A decision by the National Democratic Congress (NDC) to demonstrate against the Electoral Commission (EC) over a purported district based online registration of voters is in doubt after a High Court ordered the opposition party to stop the protest.
The Ashanti Regional police command, which is expected to provide security for the protest march, has won an injunction after pointing to logistical challenges due to this year’s Ramadan festivities.
The Ashanti Regional chapter of the NDC had served notice to the police to go on a protest march on June 3, 2019 in opposition to the “intended district based online registration” of voters by the EC.

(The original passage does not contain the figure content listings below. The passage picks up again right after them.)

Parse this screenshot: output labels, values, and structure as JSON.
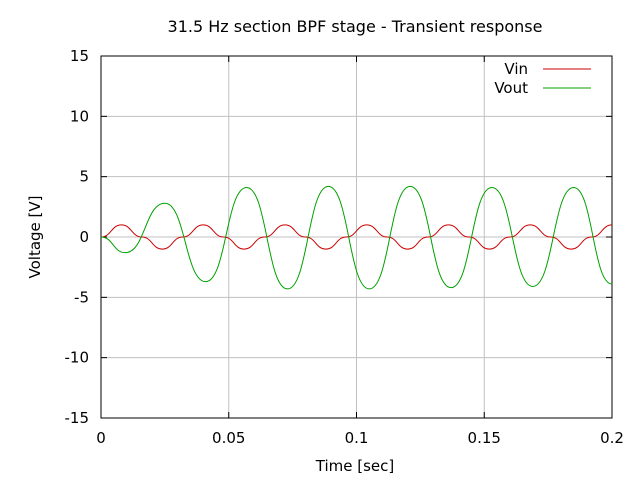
{
  "chart_data": {
    "type": "line",
    "title": "31.5 Hz section BPF stage - Transient response",
    "xlabel": "Time [sec]",
    "ylabel": "Voltage [V]",
    "xlim": [
      0,
      0.2
    ],
    "ylim": [
      -15,
      15
    ],
    "xticks": [
      "0",
      "0.05",
      "0.1",
      "0.15",
      "0.2"
    ],
    "yticks": [
      "-15",
      "-10",
      "-5",
      "0",
      "5",
      "10",
      "15"
    ],
    "grid": true,
    "legend_position": "top-right",
    "series": [
      {
        "name": "Vin",
        "color": "#cc0000",
        "x": [
          0,
          0.008,
          0.016,
          0.024,
          0.032,
          0.04,
          0.048,
          0.056,
          0.064,
          0.072,
          0.08,
          0.088,
          0.096,
          0.104,
          0.112,
          0.12,
          0.128,
          0.136,
          0.144,
          0.152,
          0.16,
          0.168,
          0.176,
          0.184,
          0.192,
          0.2
        ],
        "values": [
          0,
          1.0,
          0,
          -1.0,
          0,
          1.0,
          0,
          -1.0,
          0,
          1.0,
          0,
          -1.0,
          0,
          1.0,
          0,
          -1.0,
          0,
          1.0,
          0,
          -1.0,
          0,
          1.0,
          0,
          -1.0,
          0,
          1.0
        ]
      },
      {
        "name": "Vout",
        "color": "#00a000",
        "x": [
          0,
          0.0095,
          0.025,
          0.041,
          0.057,
          0.073,
          0.089,
          0.105,
          0.121,
          0.137,
          0.153,
          0.169,
          0.185,
          0.2
        ],
        "values": [
          0,
          -1.3,
          2.8,
          -3.7,
          4.1,
          -4.3,
          4.2,
          -4.3,
          4.2,
          -4.2,
          4.1,
          -4.1,
          4.1,
          -3.9
        ]
      }
    ]
  }
}
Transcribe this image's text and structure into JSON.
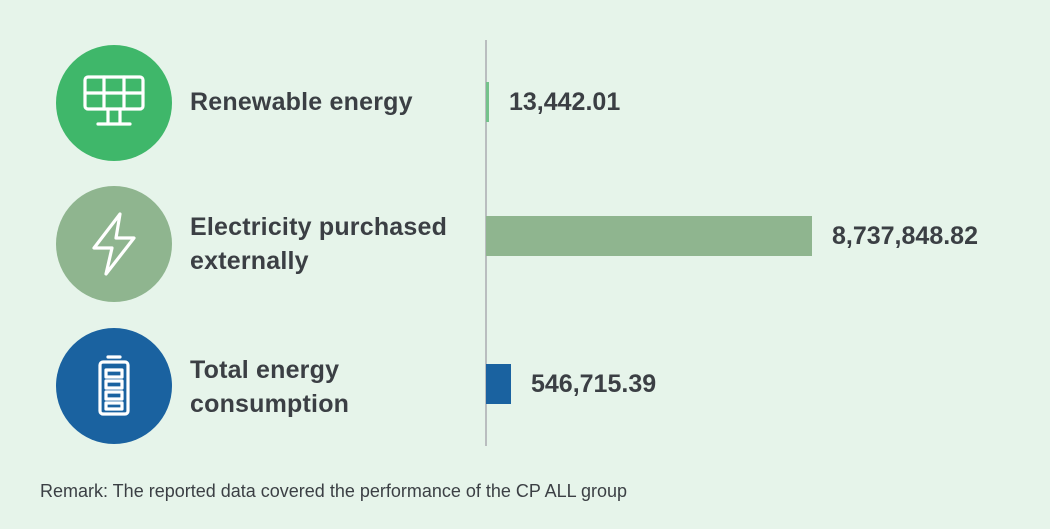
{
  "chart_data": {
    "type": "bar",
    "orientation": "horizontal",
    "categories": [
      "Renewable energy",
      "Electricity purchased externally",
      "Total energy consumption"
    ],
    "category_lines": [
      [
        "Renewable energy"
      ],
      [
        "Electricity purchased",
        "externally"
      ],
      [
        "Total energy",
        "consumption"
      ]
    ],
    "values": [
      13442.01,
      8737848.82,
      546715.39
    ],
    "value_labels": [
      "13,442.01",
      "8,737,848.82",
      "546,715.39"
    ],
    "colors": [
      "#74c28b",
      "#8fb58f",
      "#1a62a0"
    ],
    "icons": [
      "solar-panel-icon",
      "lightning-bolt-icon",
      "battery-icon"
    ],
    "icon_colors": [
      "#3fb76a",
      "#8fb58f",
      "#1a62a0"
    ],
    "grid": false,
    "legend": "none"
  },
  "remark": "Remark: The reported data covered the performance of the CP ALL group"
}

The party said in a statement signed by its Regional Secretary, Kwame Zu that the action, dubbed the “Ye Npene/Baa Mu Yada,” is meant to dissuade the EC from going ahead with the plan.
The NDC indicated that the plan, if allowed to be carried though, would disenfranchise many Ghanaians eligible for registration.
According to the statement, the march against the EC would begin from Aboabo Post Office through to the principal streets of Kumasi and end at the Ashanti Regional office where a petition would be delivered.
The NDC said the protest march would also be used to denounce what it described as a “blatant attempt to torpedo the electoral laws of the country, charging its supporters and sympathizers to wear black or red attire to underscore the severity of the said plan.
Counsel for the police, Kwaku Boateng argued the scheduled protest against the EC in Kumasi would over-stretch the logistics of the law enforcers, which the court agreed.
It therefore prohibited the action on the scheduled date, asserting that the constitutional right to go on a protest or a demonstration by any individual or group is enjoined with the right to police protection.
It ordered the police to engage the NDC in a meeting to re-schedule the demonstration after the Ramadan festivities.